With millions of acres of land susceptible to water and
wind erosion, methods to overcome these losses are very
vital. Therefore, much research has gone into solving this
problem but much of this has been devoted to studying the
measures that affect run-off with its subsequent nutrient
and soil losses. These measures include level terracing,
contour surface planting, contour listing, and more recently,
mulch tillage methods. Unfortunately, not much has been
done to relate erosion control measures to crop yields.
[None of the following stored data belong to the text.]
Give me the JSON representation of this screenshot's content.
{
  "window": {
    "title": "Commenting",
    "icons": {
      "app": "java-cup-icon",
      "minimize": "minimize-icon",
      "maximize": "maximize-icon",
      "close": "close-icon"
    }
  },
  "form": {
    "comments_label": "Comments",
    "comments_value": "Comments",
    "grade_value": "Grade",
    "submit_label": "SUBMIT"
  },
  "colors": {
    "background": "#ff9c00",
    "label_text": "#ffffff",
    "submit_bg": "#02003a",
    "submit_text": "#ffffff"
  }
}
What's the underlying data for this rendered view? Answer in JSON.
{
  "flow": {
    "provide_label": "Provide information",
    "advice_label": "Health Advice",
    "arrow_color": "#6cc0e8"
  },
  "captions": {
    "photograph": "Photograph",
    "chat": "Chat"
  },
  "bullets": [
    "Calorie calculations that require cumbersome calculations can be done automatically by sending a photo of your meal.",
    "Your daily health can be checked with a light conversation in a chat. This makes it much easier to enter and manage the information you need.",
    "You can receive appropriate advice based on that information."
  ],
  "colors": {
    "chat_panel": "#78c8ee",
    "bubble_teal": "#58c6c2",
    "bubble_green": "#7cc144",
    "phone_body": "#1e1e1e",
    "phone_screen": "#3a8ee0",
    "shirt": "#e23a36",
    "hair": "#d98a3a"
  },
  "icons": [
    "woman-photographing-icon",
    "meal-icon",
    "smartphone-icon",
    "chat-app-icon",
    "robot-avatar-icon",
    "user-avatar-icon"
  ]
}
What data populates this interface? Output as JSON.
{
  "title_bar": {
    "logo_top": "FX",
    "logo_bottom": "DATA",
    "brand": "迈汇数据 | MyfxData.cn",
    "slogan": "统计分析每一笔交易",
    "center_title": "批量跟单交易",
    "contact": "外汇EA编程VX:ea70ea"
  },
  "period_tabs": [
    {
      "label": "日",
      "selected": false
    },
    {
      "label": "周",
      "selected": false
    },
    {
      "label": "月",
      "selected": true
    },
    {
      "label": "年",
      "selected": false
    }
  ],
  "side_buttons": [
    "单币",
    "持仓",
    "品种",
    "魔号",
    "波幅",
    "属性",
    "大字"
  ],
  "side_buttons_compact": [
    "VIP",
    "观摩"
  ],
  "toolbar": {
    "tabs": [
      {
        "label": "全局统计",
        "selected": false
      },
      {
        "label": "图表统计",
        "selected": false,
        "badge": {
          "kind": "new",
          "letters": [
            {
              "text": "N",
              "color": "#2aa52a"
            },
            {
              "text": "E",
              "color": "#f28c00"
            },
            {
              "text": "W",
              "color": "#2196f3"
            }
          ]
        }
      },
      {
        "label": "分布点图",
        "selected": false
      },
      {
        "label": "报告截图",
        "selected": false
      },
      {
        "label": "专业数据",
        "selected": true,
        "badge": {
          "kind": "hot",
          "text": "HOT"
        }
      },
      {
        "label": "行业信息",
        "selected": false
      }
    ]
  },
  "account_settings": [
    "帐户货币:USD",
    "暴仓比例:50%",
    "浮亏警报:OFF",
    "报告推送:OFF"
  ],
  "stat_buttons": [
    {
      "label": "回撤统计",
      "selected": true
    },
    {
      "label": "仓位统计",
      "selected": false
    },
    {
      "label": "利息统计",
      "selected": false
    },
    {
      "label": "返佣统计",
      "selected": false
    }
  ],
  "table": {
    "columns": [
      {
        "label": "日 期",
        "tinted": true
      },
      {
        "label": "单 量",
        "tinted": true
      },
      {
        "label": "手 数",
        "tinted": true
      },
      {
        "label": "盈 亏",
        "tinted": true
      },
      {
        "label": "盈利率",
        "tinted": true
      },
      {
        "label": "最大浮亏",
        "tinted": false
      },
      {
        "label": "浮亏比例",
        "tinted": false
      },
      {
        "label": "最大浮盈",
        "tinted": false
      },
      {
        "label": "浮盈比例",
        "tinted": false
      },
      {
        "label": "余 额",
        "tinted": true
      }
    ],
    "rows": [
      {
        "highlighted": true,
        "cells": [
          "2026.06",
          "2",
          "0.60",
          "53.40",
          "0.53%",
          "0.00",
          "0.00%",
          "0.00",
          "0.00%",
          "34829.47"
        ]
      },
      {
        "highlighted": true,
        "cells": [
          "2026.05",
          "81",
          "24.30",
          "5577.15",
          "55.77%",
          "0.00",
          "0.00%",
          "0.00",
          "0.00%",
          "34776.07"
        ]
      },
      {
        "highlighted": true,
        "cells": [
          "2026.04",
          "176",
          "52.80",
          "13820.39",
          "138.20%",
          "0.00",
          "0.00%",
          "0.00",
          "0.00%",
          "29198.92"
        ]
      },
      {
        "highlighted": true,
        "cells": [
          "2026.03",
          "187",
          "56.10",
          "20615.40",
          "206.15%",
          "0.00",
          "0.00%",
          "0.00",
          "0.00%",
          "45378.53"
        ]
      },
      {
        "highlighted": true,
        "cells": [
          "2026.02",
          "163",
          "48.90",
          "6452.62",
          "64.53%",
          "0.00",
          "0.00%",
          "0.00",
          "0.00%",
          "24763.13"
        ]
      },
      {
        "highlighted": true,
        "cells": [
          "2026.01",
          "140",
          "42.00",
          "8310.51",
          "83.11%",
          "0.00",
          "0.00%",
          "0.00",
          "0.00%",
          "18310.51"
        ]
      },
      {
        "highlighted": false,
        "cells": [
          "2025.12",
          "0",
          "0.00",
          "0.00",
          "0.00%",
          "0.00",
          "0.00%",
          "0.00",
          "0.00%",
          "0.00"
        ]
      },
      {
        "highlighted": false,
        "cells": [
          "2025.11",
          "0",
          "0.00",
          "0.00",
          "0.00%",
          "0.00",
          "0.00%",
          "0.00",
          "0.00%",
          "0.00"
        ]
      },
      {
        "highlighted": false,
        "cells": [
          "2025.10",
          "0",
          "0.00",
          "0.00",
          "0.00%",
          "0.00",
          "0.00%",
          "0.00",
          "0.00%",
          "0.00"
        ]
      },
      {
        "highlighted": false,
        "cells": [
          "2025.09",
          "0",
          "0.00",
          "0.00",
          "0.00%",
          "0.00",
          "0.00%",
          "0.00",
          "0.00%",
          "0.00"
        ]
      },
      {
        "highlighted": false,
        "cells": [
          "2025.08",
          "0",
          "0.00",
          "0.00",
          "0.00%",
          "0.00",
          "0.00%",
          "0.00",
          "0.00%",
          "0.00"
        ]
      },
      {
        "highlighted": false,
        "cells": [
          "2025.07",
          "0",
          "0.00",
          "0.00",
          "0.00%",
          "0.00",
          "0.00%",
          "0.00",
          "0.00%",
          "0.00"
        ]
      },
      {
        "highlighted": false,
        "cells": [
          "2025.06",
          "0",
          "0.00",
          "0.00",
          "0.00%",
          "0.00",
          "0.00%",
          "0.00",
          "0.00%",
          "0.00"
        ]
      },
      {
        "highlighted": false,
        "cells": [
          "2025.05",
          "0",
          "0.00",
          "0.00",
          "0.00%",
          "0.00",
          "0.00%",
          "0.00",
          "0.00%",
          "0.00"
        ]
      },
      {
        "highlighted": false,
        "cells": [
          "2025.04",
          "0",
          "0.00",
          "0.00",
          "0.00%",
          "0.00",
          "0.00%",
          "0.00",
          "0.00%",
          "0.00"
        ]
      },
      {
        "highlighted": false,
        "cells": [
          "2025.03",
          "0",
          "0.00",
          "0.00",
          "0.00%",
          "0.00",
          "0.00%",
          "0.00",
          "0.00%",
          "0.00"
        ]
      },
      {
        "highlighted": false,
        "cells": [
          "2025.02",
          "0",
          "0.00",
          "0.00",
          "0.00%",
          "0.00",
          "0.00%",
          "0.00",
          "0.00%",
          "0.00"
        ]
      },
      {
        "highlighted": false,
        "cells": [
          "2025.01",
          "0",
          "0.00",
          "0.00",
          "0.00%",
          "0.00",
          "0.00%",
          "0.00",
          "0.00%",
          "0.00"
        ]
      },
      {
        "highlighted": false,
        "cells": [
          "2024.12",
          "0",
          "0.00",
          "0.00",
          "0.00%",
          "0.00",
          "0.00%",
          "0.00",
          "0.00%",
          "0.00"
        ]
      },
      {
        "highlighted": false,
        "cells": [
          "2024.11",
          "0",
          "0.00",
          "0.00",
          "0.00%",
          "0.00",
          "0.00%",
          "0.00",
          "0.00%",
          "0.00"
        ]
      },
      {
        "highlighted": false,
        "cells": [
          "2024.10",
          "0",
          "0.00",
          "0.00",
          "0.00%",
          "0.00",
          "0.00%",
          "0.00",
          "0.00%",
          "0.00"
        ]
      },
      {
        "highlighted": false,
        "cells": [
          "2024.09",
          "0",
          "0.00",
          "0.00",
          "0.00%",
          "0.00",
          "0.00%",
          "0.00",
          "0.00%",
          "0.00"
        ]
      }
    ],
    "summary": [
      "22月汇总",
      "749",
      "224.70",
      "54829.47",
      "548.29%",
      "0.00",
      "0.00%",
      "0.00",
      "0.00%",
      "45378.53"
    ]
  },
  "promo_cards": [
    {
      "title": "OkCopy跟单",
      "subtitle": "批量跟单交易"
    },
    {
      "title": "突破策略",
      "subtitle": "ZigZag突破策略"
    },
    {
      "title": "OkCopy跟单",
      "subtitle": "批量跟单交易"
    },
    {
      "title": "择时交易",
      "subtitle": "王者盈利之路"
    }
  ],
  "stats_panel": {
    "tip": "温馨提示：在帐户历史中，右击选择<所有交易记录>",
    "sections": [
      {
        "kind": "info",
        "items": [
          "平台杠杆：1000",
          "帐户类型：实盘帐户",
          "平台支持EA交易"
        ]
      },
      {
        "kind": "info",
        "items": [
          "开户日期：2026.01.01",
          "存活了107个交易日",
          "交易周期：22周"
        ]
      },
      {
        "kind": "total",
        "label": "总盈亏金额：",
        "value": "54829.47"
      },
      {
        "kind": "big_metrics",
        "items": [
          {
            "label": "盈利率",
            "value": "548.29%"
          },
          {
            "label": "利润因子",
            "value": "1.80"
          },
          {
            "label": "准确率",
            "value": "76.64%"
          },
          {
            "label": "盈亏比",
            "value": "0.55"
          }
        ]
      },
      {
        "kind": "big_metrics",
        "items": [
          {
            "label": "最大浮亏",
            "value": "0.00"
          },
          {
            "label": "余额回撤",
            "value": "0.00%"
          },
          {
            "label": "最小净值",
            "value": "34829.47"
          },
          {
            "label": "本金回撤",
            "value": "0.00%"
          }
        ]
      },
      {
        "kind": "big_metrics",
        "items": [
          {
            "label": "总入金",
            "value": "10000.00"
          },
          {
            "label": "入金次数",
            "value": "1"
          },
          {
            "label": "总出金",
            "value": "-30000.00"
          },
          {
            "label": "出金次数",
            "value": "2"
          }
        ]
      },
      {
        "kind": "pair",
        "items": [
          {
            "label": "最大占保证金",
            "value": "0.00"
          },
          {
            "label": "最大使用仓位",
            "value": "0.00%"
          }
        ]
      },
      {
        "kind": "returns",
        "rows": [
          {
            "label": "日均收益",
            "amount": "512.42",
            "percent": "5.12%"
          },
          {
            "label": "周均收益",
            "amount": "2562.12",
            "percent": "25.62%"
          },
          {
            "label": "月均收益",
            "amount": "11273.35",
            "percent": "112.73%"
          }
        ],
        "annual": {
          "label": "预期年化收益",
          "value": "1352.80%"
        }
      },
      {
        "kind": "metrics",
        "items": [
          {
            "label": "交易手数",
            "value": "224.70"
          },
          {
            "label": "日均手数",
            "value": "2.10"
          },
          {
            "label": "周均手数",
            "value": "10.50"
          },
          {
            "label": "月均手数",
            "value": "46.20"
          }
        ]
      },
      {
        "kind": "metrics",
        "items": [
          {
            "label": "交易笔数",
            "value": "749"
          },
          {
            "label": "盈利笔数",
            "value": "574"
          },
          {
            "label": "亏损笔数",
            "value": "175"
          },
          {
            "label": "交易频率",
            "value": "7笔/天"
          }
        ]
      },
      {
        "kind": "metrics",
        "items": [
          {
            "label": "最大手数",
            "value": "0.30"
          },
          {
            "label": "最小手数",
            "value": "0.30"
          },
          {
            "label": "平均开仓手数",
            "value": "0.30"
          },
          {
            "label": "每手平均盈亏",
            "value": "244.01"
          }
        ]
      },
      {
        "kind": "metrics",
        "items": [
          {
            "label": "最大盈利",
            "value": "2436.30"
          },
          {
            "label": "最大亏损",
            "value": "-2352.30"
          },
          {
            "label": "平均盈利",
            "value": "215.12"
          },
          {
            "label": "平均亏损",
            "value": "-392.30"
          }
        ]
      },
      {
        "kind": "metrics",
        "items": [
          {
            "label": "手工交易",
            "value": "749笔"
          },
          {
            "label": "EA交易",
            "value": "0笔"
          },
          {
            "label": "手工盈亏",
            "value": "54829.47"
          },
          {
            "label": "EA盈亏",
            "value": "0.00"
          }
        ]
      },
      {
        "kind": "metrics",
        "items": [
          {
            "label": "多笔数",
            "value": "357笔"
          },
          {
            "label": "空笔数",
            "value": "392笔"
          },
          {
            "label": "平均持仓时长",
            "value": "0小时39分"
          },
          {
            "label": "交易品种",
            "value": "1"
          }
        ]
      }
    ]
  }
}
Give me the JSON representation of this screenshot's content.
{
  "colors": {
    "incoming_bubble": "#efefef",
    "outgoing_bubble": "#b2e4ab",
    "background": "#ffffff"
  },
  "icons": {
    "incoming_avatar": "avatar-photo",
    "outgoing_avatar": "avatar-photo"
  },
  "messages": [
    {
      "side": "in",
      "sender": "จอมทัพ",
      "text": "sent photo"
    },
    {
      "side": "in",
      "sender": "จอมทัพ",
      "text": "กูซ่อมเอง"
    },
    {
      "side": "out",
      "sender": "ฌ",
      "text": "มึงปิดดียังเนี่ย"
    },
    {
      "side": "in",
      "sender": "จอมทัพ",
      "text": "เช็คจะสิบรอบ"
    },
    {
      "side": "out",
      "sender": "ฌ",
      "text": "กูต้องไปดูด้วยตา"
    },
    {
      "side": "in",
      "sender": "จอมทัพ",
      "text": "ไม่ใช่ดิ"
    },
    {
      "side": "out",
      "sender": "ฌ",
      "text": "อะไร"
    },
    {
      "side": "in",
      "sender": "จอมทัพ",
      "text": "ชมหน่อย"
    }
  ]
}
It must also be strongly emphasized that complex interrelationships
among factors and interactions of factors determine
crop yields. Any yield prediction model which does
not incorporate factors other than the one being studied
is inadequate and incomplete.
Though erosion control is possible through the manipulation
of land cover, slope length, and degree of slope, the
effects of these factors on soil losses depend on other controlled
and uncontrolled factors such as management, environment,
weather, and soil properties. In most of the erosion
control studies, however, these other yield-influencing
factors were either held constant or disregarded.